Chris Schellman (’96, ’98)

Category: Accomplished Alumni | Awards

It was the early 2000s. The tech boom was in full swing, and Chris Schellman (’96, ’98) was making a name for himself at the Arthur Andersen accounting firm. By 2001, Schellman was considered a firm-wide expert in a specialized type of audit known as a Statement on Auditing Standards 70 audit (SAS 70), a type of audit performed by CPA firms for service organizations. Andersen was so impressed by his performance that Schellman was promoted to an executive level only three years out of graduate school. Life was good, and then the Enron scandal erupted.
When the scandal broke in late 2001, the Arthur Andersen partner responsible for the Enron audit ordered the destruction of more than a ton of audit documentation. That act ultimately led to an obstruction of justice charge against Andersen in March 2002. Schellman recalls, “At that point, it was clear that the ship was going to sink. Clients left in droves, as did employees.” Schellman was one of those who abandoned the sinking ship.

“I was only 27. I didn’t have anything to lose or a family depending on me, so I decided to start my own firm,” says Schellman, who founded SAS 70 Solutions, the world’s first CPA firm to exclusively offer SAS 70 audits as a service. “It had never been done before. Everyone thought it was a crazy idea,” he says. Fearing that they might be right, Schellman didn’t even tell his parents that he had started his own company until months later and only after it was proving to be a success.

Schellman, who was born in Memphis and attended Christian Brothers High School, decided to attend UT when U.S. News & World Report named it a “best buy” for business education during the fall of his senior year in high school.

“I didn’t know what type of business I wanted to go into,” he says. “I thought it might be international business, so I took 20 hours of Japanese.” Eventually he chose accounting as his major. He graduated early in the fall of 1996, allowing him to accept an extended internship performing financial statement audits for the Memphis office of Arthur Andersen. It was there that Schellman got his first exposure to the information security practice and found his true calling.

Schellman returned to UT in the fall of 1997 to earn his master’s degree in accounting with an emphasis in information systems. While most of his classmates were taking positions in Nashville, Charlotte, and Atlanta, Schellman decided to try something more exotic and was assigned to Arthur Andersen’s Tampa, Florida, office. Schellman was assigned to the computer risk management group and began a career in compliance and information security which would eventually allow him to start his own company.

In 2003, Schellman met Lauren Gonzmart, a fifth-generation owner of Florida’s famed Columbia restaurant. Seating over 1,700 people, it is one of the largest restaurants in the world and is considered to be one of Florida’s most recognizable landmarks. The couple were married in 2005 and now have four children, including twins Michael and Isabella and sons Maximilian and Alexander.

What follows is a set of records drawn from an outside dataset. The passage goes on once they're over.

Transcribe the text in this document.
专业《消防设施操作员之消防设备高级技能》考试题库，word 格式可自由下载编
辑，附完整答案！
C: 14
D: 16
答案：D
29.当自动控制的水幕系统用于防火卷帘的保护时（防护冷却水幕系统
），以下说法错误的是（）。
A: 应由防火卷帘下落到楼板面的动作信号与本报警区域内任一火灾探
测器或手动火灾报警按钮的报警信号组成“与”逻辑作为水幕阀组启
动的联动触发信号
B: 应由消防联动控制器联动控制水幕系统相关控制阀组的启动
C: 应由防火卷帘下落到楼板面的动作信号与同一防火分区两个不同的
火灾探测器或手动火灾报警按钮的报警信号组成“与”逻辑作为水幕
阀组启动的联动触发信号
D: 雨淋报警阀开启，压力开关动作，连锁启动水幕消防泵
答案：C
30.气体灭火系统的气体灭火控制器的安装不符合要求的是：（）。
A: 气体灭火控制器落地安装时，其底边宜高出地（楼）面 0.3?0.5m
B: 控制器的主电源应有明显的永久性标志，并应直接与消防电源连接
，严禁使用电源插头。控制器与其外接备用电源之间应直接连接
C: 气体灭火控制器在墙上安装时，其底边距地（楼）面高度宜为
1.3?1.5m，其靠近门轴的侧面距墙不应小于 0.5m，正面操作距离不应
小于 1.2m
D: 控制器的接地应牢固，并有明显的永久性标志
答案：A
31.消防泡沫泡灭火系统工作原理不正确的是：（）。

Schellman currently serves as president of the Catholic Foundation of the Diocese of Tampa/St. Petersburg. The foundation helps hundreds of impoverished children obtain a private school education in partnership with the State of Florida’s Step Up for Students program. The Foundation also manages over $30 million of endowments, the distributions of which support a variety of vital ministries at the local level.

Schellman has since renamed his company Schellman & Company LLC. He is proud of what his company has become—and for good reason. In March 2018, the company was ranked the 89th largest CPA firm in the United States by Accounting Today, making it the largest niche CPA firm in US history. The company is also, by far, the youngest of any Top 100 CPA firm.

In February 2018, Schellman was presented with the Accomplished Alumni Award by Development Officer Brian Hardy at a ceremony in Tampa. Schellman joins a distinguished list of outstanding alumni that includes CEOs of major corporations, Olympians, US ambassadors, astronauts, television personalities, authors, artists, and civic leaders.

“What I’m most grateful for from my UT education is my ability to collectively apply what I learned. The modern business world doesn’t care about memorization skills. It demands applied knowledge for success.” says Schellman.